When you hear the word Improvisation, what's the first thing that comes to your mind? Jazz music? Baroque ornamentation? Cool theater exercises? Something completely different? For some, including yours truly, if someone were to say, "Improvise for us," my heart would start to palpitate, my palms would sweat, and I would think, "Is there any way out?" I know I'm not the only one to feel this way. In Western music, we have moved away from a tradition of improvisation into a world of control and order.
What exactly is Improvisation? Is it really just making things up as you go along? Sure, I guess, at the most basic interpretation of improvisation. But who wants to hear that? No, good improvisation takes a bit more training, practice, and experience.
So, here's my issue. I taught high school choir for 11 years. During most of my time as a teacher, one of the National Standards of Music from NAfME (National Association for Music Education) involved the students being able to improvise. My thought was, "I don't know how to improvise. How the heck am I going to teach them?"

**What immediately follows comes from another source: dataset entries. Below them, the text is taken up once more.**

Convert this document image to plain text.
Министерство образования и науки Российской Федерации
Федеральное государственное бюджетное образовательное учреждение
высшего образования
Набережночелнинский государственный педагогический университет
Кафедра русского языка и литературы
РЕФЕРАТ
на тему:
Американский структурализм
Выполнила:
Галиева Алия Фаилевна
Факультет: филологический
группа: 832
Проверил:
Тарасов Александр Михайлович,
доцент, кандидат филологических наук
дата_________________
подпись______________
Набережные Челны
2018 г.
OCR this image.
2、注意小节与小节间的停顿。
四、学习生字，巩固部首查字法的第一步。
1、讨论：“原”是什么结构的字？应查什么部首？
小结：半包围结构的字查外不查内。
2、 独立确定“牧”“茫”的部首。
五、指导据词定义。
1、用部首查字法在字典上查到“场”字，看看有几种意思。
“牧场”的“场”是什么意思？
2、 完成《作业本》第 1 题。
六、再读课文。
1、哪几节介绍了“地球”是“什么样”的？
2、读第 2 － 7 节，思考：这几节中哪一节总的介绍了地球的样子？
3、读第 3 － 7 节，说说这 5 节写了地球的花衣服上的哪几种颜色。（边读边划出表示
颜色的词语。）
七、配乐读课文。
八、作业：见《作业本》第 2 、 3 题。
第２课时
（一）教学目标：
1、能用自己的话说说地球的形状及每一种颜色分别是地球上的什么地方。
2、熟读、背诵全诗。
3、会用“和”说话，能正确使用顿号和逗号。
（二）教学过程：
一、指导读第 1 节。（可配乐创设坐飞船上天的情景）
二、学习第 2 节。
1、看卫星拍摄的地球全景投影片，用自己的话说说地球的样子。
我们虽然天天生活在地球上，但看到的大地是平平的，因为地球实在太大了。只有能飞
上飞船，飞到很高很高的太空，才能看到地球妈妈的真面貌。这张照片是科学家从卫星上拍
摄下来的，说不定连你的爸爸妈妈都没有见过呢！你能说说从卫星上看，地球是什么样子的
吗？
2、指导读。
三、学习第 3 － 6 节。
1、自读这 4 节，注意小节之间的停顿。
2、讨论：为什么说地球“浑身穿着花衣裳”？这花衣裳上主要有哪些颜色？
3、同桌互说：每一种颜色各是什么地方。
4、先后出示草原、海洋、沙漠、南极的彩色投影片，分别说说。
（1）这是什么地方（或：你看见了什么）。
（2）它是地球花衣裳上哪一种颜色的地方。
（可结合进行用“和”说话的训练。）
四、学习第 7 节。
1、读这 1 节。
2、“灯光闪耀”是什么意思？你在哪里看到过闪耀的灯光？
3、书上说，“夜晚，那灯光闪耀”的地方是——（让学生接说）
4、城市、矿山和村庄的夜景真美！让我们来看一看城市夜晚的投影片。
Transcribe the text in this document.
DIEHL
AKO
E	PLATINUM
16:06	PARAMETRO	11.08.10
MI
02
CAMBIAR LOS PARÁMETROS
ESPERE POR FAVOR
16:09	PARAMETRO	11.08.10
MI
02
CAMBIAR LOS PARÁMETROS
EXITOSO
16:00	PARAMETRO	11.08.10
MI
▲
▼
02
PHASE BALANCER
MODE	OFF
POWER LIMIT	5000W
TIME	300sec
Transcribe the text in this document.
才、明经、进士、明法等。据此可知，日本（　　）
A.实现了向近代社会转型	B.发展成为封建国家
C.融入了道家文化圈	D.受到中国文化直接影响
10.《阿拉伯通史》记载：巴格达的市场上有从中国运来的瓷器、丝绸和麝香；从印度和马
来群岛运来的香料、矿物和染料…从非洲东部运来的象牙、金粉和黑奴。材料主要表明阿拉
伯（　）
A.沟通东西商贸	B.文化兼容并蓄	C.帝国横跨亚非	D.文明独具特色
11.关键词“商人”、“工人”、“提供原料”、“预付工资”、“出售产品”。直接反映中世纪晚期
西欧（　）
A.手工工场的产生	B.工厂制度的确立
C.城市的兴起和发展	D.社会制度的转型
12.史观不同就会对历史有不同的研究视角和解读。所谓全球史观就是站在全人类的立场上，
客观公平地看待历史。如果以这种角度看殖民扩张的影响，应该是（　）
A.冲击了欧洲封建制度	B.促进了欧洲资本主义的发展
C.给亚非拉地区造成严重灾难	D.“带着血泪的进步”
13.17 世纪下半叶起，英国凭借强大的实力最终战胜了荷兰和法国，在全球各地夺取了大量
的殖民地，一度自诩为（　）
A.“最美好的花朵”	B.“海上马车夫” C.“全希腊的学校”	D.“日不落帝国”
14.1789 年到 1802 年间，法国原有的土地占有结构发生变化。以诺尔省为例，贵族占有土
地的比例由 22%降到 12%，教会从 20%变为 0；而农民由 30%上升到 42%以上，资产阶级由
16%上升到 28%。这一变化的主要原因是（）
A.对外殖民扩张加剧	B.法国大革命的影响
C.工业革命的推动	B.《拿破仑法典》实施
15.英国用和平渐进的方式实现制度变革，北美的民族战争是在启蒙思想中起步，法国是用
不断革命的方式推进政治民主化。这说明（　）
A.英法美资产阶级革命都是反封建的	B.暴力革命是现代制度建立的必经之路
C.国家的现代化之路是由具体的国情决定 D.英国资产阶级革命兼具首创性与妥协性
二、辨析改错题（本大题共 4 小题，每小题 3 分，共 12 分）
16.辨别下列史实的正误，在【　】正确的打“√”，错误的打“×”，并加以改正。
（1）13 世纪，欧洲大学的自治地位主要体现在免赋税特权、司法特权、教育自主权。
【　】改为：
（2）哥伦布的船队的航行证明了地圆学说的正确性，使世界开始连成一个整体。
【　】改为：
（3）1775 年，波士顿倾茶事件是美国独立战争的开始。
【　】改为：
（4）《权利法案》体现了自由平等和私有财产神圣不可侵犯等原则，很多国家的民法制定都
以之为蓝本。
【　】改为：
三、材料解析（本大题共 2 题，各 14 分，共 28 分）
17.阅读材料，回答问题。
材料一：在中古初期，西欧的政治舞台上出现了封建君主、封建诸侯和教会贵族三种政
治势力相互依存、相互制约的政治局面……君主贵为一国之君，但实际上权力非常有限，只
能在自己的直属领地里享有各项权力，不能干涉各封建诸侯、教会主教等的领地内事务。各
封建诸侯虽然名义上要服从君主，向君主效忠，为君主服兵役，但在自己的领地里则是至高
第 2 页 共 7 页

I tried. And I tried. I went to workshops, I read articles, but nothing stuck. Most of the techniques I learned about focused on helping students learn how to improvise a solo. I wanted the whole choir to improvise at the same time! I wanted to have my choir make up a song on stage for all their parents to hear!
But it never happened.
I was still stuck not knowing how to teach what I wanted.
So, now I'm at the University of Washington working towards a DMA in Choral Conducting and I thought, "What a perfect opportunity to finally crack this nut!" As part of my studies, and as one of my three major topics, I am researching improvisation, hopefully with the end goal being able to answer the question, "How do I get a whole choir to successfully improvise at the same time?"
I'm only at the beginning of my research. I have loads of questions, and loads of books. I want to hear from you, though. I want to hear from those that are in the classroom that are either finding improvisational success, or, like me, are experiencing frustrations. I'd love to hear your thoughts to some of these questions:
1) What is your definition of improvisation? Do you think we should broaden the definition?
2) How would you assess an improvisation as being successful?
3) What pedagogical reasons do you see for improvisation?
4) What are your favorite tools/techniques for teaching improv?
5) Why do you think students are hesitant to approach improvisation?
6) What are some resources you think I need to look up/watch/read?
Please comment below with your own thoughts.
I hope that after a couple months of research, I'll be able to write a follow up post about my findings.
Sorry if this post seemed a little rambling...I was just making it up as I went along.